COLOMBO, Sri Lanka (AP) — Sri Lankan President Mahinda Rajapaksa called an early election Thursday to seek a third term in office amid growing criticism of his wide-ranging powers.
The move, two years before his current term expires, is seen as an attempt by Rajapaksa to prevent an expected loss of public support if an election were held according to schedule.
He continues to enjoy much of the popularity he gained by ending a 25-year civil war in 2009, but recent provincial elections showed signs of a slide in support amid rising living costs, corruption allegations and a deterioration in law and order.
Rajapaksa had earlier promised to abolish the presidency because of widespread criticism that the office has too much power and lacks accountability.
However, spokesman Mohan Samaranayake said the president signed a proclamation Thursday declaring "his intention to be elected for another term."
The proclamation was sent to the Election Commission, which will decide on a date. Senior officials have said the polls are likely in the first week of January.
The main opposition parties are negotiating to field a joint opposition candidate with a pledge to abolish the executive presidency.

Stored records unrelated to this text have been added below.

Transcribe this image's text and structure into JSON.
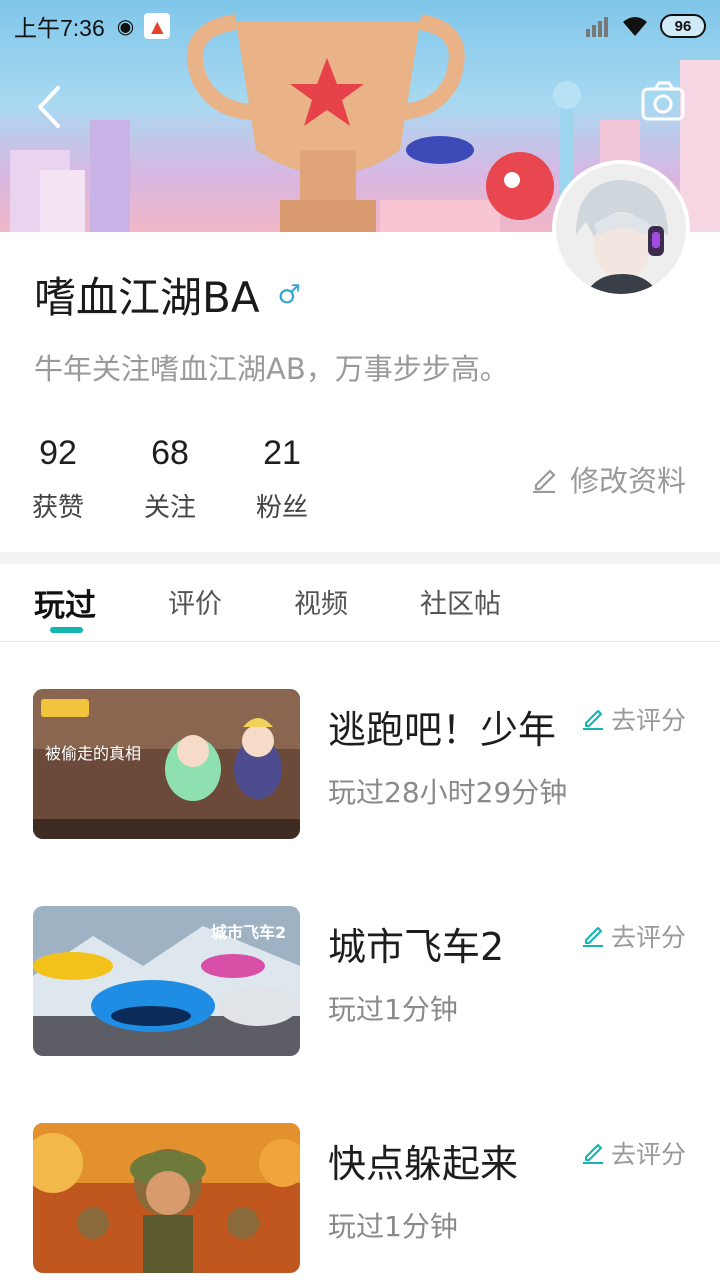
{
  "status_bar": {
    "time": "上午7:36",
    "battery": "96"
  },
  "profile": {
    "name": "嗜血江湖BA",
    "gender_symbol": "♂",
    "bio": "牛年关注嗜血江湖AB，万事步步高。",
    "stats": [
      {
        "value": "92",
        "label": "获赞"
      },
      {
        "value": "68",
        "label": "关注"
      },
      {
        "value": "21",
        "label": "粉丝"
      }
    ],
    "edit_label": "修改资料"
  },
  "tabs": [
    {
      "label": "玩过",
      "active": true
    },
    {
      "label": "评价",
      "active": false
    },
    {
      "label": "视频",
      "active": false
    },
    {
      "label": "社区帖",
      "active": false
    }
  ],
  "games": [
    {
      "title": "逃跑吧！少年",
      "playtime": "玩过28小时29分钟",
      "rate_label": "去评分",
      "thumb_text": "被偷走的真相"
    },
    {
      "title": "城市飞车2",
      "playtime": "玩过1分钟",
      "rate_label": "去评分",
      "thumb_text": "城市飞车2"
    },
    {
      "title": "快点躲起来",
      "playtime": "玩过1分钟",
      "rate_label": "去评分",
      "thumb_text": ""
    }
  ],
  "colors": {
    "accent": "#13b5b1",
    "gender": "#3aa6d8"
  },
  "icons": [
    "back-icon",
    "camera-icon",
    "edit-icon",
    "rate-pen-icon",
    "wifi-icon",
    "signal-icon"
  ]
}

A Cabinet minister from Rajapaksa's ruling coalition resigned Tuesday to protest the president's refusal to heed demands that he prune his extensive powers and carry out democratic reforms.
Rajapaksa was first elected in 2005 and overwhelmingly won another six-year term in 2010. He used his party's parliamentary dominance after that victory to change the constitution and scrap a two-term limit for presidents, but some legal experts argued that he couldn't contest another election because he was elected for his second term under the old rule.
The Supreme Court — appointed by Rajapaksa under powers he received through the same 2010 constitutional change — ruled earlier this month that he could seek a third term.
Rajapaksa's supporters lit firecrackers Thursday to celebrate his decision.
Political analyst Jehan Perera said Rajapaksa called the early election because of his diminishing popularity and a possible loss of public confidence over a variety of problems he faces.
The United Nations is investigating his administration over alleged war crimes during the closing months of the civil war, while his government has been unable to find a political solution to the ethnic problems that led to the war or cope with growing economic hardships.
Rajapaksa has rejected the U.N. probe and refused to allow investigators into the country.